Eine erste Epoche ist für die Jahre 1933 bis 1939 anzusetzen, als es vor allem darum ging, die Geltung der deutschen Sprache nicht nur im Inland zu pflegen, sondern sie auch in anderen Ländern im Rahmen eines weitgespannten internationalen Unterrichtssystems, vertreten durch deutsche Lektoren, zu verbreiten. Hinzu kamen sprachpflegerische Maßnahmen, wie sie bereits der „Deutsche Sprachverein“, dann vor allem die „Deutsche Akademie zur wissenschaftlichen Erforschung und zur Pflege des Deutschtums“ und während des Zweiten Weltkrieges die in europäischen Hauptstädten eingerichteten „Deutschen Wissenschaftlichen Institute“ verfolgten.

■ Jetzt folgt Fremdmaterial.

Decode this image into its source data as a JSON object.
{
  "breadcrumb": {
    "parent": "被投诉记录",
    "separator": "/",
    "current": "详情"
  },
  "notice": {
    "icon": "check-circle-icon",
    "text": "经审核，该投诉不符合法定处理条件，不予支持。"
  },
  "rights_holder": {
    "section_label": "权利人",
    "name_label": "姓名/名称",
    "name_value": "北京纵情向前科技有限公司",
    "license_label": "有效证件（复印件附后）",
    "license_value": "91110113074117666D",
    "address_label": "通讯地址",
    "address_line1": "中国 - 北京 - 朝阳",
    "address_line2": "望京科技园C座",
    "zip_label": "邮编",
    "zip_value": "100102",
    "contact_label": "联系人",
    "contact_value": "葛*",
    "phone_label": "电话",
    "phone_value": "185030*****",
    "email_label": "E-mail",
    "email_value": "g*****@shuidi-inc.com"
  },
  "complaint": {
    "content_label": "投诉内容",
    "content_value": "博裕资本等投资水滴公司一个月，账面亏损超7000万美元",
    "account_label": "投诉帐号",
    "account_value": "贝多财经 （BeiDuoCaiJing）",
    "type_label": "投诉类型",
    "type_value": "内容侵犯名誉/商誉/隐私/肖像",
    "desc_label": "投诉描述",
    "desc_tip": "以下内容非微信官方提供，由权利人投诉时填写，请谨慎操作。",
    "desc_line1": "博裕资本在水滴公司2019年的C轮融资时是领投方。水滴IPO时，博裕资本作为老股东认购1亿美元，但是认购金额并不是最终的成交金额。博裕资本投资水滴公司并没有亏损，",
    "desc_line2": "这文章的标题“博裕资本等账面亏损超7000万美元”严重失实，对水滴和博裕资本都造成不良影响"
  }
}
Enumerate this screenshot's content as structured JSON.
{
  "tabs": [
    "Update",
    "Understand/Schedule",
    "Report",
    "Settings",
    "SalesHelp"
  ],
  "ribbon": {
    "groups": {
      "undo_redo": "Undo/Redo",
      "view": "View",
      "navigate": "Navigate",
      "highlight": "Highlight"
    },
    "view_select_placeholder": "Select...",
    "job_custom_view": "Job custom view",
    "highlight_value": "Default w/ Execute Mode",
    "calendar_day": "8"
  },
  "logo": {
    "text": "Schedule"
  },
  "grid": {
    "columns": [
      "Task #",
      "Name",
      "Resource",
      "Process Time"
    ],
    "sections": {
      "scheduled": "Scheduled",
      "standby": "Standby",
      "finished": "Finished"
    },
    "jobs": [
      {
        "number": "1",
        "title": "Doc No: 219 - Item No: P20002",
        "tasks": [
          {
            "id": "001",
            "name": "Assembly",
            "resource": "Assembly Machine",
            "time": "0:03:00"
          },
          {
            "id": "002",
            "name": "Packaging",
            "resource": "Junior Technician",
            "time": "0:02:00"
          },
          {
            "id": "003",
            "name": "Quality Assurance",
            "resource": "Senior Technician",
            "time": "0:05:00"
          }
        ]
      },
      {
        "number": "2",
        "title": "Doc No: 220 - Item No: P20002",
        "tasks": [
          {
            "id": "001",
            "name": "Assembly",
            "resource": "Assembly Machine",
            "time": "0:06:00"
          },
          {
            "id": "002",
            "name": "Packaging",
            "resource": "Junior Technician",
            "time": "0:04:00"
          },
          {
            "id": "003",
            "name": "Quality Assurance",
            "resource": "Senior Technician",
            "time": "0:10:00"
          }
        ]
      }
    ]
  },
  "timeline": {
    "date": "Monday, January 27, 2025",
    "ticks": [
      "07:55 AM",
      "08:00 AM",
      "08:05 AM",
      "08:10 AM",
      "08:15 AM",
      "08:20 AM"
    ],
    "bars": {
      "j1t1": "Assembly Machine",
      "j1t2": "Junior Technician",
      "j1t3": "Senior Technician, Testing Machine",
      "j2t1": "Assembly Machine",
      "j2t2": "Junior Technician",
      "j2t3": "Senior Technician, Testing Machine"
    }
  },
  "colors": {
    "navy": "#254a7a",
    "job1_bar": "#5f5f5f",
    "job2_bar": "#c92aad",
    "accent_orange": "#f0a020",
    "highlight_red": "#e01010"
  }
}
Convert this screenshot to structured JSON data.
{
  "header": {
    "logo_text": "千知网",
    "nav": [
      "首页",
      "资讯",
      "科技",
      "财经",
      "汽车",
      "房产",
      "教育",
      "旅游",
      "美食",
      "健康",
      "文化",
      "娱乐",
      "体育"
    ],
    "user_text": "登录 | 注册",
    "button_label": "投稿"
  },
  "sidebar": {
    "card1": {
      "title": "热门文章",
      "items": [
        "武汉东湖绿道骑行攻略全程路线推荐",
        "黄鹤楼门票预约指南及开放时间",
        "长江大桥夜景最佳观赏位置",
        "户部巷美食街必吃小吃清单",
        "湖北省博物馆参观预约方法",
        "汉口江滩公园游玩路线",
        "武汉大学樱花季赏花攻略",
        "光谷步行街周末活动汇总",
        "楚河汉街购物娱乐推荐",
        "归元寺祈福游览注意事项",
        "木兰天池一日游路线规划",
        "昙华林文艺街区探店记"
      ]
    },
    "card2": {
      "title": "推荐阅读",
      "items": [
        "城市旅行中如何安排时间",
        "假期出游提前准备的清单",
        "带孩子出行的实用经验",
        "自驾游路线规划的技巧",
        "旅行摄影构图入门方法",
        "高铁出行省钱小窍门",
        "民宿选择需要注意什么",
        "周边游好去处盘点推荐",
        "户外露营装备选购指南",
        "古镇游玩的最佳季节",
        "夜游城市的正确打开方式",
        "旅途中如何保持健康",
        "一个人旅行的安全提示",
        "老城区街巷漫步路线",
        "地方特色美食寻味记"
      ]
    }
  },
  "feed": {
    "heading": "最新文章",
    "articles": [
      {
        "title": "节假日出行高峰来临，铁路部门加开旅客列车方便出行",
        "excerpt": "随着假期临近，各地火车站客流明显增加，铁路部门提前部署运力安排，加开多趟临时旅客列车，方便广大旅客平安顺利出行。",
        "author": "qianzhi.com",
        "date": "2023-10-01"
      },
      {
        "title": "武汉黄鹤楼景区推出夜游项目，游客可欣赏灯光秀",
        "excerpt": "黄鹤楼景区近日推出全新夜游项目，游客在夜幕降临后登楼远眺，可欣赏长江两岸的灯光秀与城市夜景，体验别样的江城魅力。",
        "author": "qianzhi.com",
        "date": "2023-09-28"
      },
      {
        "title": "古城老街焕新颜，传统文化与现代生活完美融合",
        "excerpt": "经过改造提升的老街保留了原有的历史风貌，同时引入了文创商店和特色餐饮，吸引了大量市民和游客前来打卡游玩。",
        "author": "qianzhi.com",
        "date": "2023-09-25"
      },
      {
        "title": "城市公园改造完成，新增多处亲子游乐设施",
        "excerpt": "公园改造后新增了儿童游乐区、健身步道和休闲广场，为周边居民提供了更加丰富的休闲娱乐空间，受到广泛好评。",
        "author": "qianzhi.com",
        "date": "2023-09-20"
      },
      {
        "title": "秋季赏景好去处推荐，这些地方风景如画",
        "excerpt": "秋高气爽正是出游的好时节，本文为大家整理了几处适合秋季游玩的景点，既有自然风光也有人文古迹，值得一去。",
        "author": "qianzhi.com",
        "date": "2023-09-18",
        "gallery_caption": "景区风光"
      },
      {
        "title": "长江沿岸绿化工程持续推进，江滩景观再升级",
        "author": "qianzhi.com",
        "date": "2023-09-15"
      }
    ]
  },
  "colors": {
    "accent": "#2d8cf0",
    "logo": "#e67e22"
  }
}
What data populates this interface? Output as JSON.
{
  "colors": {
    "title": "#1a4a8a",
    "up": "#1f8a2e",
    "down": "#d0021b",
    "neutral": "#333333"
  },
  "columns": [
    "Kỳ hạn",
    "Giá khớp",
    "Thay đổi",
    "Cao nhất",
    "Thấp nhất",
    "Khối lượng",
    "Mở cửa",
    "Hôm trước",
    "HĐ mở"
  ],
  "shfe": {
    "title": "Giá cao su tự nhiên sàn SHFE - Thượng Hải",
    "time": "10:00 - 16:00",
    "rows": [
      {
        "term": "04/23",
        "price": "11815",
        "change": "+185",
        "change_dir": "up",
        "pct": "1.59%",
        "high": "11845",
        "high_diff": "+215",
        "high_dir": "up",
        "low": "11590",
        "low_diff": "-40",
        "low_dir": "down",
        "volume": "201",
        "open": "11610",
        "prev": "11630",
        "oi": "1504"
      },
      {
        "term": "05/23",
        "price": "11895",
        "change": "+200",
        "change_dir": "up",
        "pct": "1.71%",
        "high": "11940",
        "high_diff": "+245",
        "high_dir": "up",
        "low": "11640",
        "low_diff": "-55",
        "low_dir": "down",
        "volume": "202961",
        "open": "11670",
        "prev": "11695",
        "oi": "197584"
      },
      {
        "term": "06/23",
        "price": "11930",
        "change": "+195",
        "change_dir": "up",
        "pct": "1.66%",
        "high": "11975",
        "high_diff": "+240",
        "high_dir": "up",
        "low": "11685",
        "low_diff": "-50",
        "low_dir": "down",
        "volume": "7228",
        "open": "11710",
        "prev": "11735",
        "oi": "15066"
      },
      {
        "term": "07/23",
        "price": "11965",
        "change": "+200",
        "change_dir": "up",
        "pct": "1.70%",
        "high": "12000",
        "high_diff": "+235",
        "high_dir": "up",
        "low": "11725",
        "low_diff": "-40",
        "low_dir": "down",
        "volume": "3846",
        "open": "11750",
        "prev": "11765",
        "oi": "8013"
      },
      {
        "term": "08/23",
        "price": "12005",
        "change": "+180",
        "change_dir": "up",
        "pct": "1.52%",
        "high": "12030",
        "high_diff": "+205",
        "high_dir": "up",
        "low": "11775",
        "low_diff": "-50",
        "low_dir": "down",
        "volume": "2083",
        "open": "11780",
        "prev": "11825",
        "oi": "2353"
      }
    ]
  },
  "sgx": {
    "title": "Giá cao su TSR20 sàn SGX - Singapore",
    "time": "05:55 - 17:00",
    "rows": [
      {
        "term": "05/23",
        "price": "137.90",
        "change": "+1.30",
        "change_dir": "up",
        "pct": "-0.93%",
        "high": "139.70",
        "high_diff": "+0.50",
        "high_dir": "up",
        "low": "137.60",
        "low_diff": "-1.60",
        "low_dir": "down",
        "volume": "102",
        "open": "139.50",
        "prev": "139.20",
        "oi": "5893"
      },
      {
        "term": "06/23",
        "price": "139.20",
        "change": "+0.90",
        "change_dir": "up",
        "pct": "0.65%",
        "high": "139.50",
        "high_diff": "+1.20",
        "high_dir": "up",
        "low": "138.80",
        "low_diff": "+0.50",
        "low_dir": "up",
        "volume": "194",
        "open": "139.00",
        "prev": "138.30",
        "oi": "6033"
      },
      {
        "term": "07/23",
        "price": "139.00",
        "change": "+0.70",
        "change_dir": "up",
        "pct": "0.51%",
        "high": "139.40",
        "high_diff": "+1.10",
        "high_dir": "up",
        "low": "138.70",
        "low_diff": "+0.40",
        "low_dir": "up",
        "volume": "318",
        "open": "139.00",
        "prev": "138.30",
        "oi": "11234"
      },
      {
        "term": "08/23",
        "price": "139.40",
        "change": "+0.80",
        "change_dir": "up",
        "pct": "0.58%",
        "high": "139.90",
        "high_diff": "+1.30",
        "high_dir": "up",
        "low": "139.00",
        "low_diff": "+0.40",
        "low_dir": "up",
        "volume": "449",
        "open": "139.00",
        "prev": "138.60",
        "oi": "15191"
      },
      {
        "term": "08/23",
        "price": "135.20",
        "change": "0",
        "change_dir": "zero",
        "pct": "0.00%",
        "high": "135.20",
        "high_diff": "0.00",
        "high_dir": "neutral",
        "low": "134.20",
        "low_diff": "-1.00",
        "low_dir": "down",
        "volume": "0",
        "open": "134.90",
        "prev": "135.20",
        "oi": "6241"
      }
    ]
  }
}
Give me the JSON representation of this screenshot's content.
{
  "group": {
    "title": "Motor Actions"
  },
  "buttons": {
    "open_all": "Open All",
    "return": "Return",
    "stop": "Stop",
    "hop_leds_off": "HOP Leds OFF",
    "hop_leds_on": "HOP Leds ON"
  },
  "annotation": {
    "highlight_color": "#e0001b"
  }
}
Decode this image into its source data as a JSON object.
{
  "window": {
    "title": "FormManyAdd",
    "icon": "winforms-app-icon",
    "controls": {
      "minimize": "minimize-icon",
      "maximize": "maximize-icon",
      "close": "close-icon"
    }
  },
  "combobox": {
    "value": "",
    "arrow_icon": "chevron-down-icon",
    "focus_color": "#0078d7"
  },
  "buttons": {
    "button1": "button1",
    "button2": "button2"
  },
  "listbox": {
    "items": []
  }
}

Eine zweite Epoche ist mit ihrem Beginn in der Schaffung des Protektorats Böhmen-Mähren 1939 anzusetzen, als das nationalsozialistische Deutschland erstmals über das deutsche Sprachgebiet hinausgriff und slawische Völker unter seine Herrschaft brachte, gefolgt von der Eroberung Polens im selben Jahr und dem Angriff auf die Sowjetunion 1941 sowie der Besetzung derer bisherigen Gebiete, der baltischen Länder, Weißrusslands, der Ukraine und Teilen von Russland.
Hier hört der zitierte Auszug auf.